Tuesday, May 1, 2012

Self-Defense, the Right to Arms, and the Concealed-Carry Revolution


The video I’ve shared is from a recent Cato Institute policy forum on self-defense and “stand your ground” laws. Though fairly long, it provides solid historical, political, and legal analysis, so I encourage everyone to watch. As you might suspect, I disagree in part with the last commentator,1 but I still think he made valid points about the application of the law and the possible need for further guidance. After all, if “stand your ground” laws were a reaction to the misapplication of other statutes by prosecutors, are they not at risk for misapplication themselves? Absent political motives, the mere fact that relative experts disagree on the meaning of these laws suggests there is yet a degree of ambiguity, but that is a matter for legislators and judges to resolve.

As noted in the video, the adoption of such affirmative self-defense statutes has followed the proliferation of right-to-carry laws throughout the country. However, many if not most people are still largely unaware of this quiet revolution, both because the laws encourage or even require the concealed carry of firearms and because the mainstream media usually does their best to ignore the laws once they’ve been passed.2 Naturally, there is a long and troubling history behind the right-to-carry movement, and I can touch on that only briefly here.

The right to carry in 1986.

In A.D. 1986, only a handful of states would readily issue licenses to common citizens. In the rest of the country, the carrying of firearms was either broadly prohibited or the licensing authorities had almost unlimited discretion in issuance. This was the legacy of the two-pronged gun-control efforts3 of the 1920s and ’30s, which were ostensibly intended to combat the dramatic increase in violent crime that accompanied alcohol prohibition.

That began to change when Florida became the first state in recent decades to adopt a shall-issue statute, which required the licensing authority to issue licenses to all applicants who were not legally disqualified. Florida’s concealed-carry law became a model for reform, and by the mid-1990s, over half of the United States had enacted similar shall-issue statutes. The causes have not been widely explored, but I think that they will prove clear enough once this chapter of history is written.4

Opposition to the shall-issue movement has been and continues to be fierce, and in each case it has usually taken several years for liberalized concealed-carry legislation to make it through state legislatures and past gubernatorial vetoes. Without fail, opponents have warned of dire consequences should the reforms pass into law. Blood would run in the streets, they assured, as minor disputes and disagreements escalated into shootouts. Invariably, though, such grim outcomes have failed to materialize, and violent crime has continued to decline5 as right-to-carry laws have continued to expand.

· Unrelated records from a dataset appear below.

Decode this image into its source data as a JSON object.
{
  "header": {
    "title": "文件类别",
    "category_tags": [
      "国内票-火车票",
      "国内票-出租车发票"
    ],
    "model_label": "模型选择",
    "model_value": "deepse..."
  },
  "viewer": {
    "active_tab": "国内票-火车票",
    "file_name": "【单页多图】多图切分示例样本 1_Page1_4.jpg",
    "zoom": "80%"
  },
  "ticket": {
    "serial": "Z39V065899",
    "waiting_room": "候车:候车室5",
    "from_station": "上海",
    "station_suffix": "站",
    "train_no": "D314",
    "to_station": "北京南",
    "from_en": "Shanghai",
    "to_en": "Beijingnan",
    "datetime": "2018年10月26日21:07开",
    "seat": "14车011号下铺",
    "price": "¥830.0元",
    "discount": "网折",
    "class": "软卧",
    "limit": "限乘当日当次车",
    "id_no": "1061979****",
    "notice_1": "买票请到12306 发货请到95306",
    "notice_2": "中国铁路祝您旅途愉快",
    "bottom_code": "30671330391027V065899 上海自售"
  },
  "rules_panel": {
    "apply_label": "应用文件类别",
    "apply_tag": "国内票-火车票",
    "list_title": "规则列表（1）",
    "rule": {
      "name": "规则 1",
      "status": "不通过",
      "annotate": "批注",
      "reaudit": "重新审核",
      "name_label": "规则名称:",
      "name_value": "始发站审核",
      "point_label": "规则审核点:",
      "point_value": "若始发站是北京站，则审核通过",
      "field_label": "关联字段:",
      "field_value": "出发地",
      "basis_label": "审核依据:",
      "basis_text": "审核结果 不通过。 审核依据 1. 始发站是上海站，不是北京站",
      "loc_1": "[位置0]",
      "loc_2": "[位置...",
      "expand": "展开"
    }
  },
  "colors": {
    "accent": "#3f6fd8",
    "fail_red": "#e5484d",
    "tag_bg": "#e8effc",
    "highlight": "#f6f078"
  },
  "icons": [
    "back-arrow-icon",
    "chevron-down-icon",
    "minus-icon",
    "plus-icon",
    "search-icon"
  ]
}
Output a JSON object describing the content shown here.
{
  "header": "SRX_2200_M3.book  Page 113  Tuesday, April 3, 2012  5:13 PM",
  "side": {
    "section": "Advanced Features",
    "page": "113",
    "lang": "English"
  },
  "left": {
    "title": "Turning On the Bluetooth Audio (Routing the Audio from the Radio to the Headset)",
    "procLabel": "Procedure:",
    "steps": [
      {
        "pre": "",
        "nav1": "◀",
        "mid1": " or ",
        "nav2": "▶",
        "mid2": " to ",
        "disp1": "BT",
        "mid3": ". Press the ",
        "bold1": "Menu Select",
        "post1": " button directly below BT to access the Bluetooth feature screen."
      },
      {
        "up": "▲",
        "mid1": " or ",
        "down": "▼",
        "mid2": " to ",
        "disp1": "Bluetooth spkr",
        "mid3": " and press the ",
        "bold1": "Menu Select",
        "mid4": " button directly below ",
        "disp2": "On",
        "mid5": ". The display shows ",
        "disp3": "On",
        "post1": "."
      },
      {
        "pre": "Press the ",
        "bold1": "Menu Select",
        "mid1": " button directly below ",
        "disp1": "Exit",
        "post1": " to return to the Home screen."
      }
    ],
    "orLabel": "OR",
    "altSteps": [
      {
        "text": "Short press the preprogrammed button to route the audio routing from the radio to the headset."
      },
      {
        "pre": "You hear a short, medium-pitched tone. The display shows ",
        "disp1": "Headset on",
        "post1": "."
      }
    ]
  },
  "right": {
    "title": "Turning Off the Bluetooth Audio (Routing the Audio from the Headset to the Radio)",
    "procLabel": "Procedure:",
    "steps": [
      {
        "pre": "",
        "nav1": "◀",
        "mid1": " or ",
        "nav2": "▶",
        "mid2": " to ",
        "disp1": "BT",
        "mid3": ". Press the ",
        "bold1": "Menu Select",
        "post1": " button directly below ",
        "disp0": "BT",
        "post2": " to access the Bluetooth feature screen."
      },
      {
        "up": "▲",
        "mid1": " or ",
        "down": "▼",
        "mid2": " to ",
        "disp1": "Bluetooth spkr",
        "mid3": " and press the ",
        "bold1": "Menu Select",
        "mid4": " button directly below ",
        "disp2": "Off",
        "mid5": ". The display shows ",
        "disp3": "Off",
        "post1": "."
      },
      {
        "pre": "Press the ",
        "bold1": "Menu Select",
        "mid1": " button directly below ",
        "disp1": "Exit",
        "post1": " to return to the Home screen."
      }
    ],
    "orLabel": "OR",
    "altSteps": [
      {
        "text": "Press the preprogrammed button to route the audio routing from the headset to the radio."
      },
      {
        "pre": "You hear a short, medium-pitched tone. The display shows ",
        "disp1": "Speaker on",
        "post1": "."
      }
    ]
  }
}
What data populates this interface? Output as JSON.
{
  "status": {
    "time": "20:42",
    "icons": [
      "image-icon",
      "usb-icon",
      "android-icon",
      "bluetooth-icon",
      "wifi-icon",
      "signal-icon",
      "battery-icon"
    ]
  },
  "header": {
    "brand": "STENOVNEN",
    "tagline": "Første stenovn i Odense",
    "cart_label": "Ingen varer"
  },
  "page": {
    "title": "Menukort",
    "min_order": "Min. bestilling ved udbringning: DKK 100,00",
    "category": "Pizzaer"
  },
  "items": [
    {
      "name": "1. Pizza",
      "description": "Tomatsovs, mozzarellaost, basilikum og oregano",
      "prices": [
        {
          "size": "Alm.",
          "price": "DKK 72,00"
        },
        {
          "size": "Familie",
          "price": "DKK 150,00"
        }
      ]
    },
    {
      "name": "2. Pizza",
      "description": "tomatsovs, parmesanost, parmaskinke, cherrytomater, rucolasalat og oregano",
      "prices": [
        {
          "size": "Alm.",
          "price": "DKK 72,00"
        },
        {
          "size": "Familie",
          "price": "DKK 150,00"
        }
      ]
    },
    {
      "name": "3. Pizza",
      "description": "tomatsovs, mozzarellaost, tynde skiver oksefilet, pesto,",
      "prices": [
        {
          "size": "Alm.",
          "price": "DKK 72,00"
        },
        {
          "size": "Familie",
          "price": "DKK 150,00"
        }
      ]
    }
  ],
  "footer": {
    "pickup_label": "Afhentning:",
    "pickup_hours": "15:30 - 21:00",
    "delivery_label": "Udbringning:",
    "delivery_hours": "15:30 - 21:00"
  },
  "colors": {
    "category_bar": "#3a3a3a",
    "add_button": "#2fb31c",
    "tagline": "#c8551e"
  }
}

The right to carry in 2011.

Today, all but a handful of states enjoy shall-issue licensing or better. California, New York, and several other “liberal” states still maintain discretionary, may-issue regimes, while Illinois is the only state with no licensing system. Legislative reform is unlikely in these gun-control strongholds, so multiple constitutional challenges are now making their way through the federal courts.

The U.S. Supreme Court is widely expected to hear one or more of these cases within the next two years.

  1. I am far, far more worried about misconduct by the police and prosecutors than I am about the potential that a criminal might “get away with it” here or there.

  2. After vigorously campaigning against a right-to-carry reform, the news media seem to conveniently forget about the topic, except for occasional “investigative” pieces designed to expose or embarrass licensees. Here is a recent exception to that rule. “New Fashion Wrinkle: Stylishly Hiding the Gun.” The New York Times (2012).

  3. These efforts resulted in the National Firearms Act of 1934, which sought to regulate firearms at the federal level via taxation (since the federal government was presumably bound from direct infringement on the right to keep and bear arms by the Second Amendment), and the “uniform acts,” which sought to control guns at the state level (since state governments were presumably not bound by the Second Amendment). In practice, though, the various prohibitions on concealed firearms found within the uniform acts were mostly used to disarm “undesirable” people (i.e., minorities and immigrants), and that was probably a large part of the true intent behind them. Otherwise law-abiding white citizens were generally unaffected for several decades, and the wealthy and influential could always count on getting licenses or at least special consideration in the event of any embarrassing incidents.

  4. I contend that the right-to-carry revolution developed as a response both to the equalized enforcement practices reached in the 1970s and ’80s and to the political successes of the national gun-control movement from 1968 to 1994. Note that the number of shall-issue states had almost doubled within two years of the enactment of the federal ban on “assault weapons.”

  5. The FBI’s Uniform Crime Reports show that homicides (gun related and otherwise) have continued to decline from 2006 to 2010. Firearms-related homicides specifically dropped from 10,225 to 8,775. More guns on the street simply do not correlate to—let alone cause—more violence.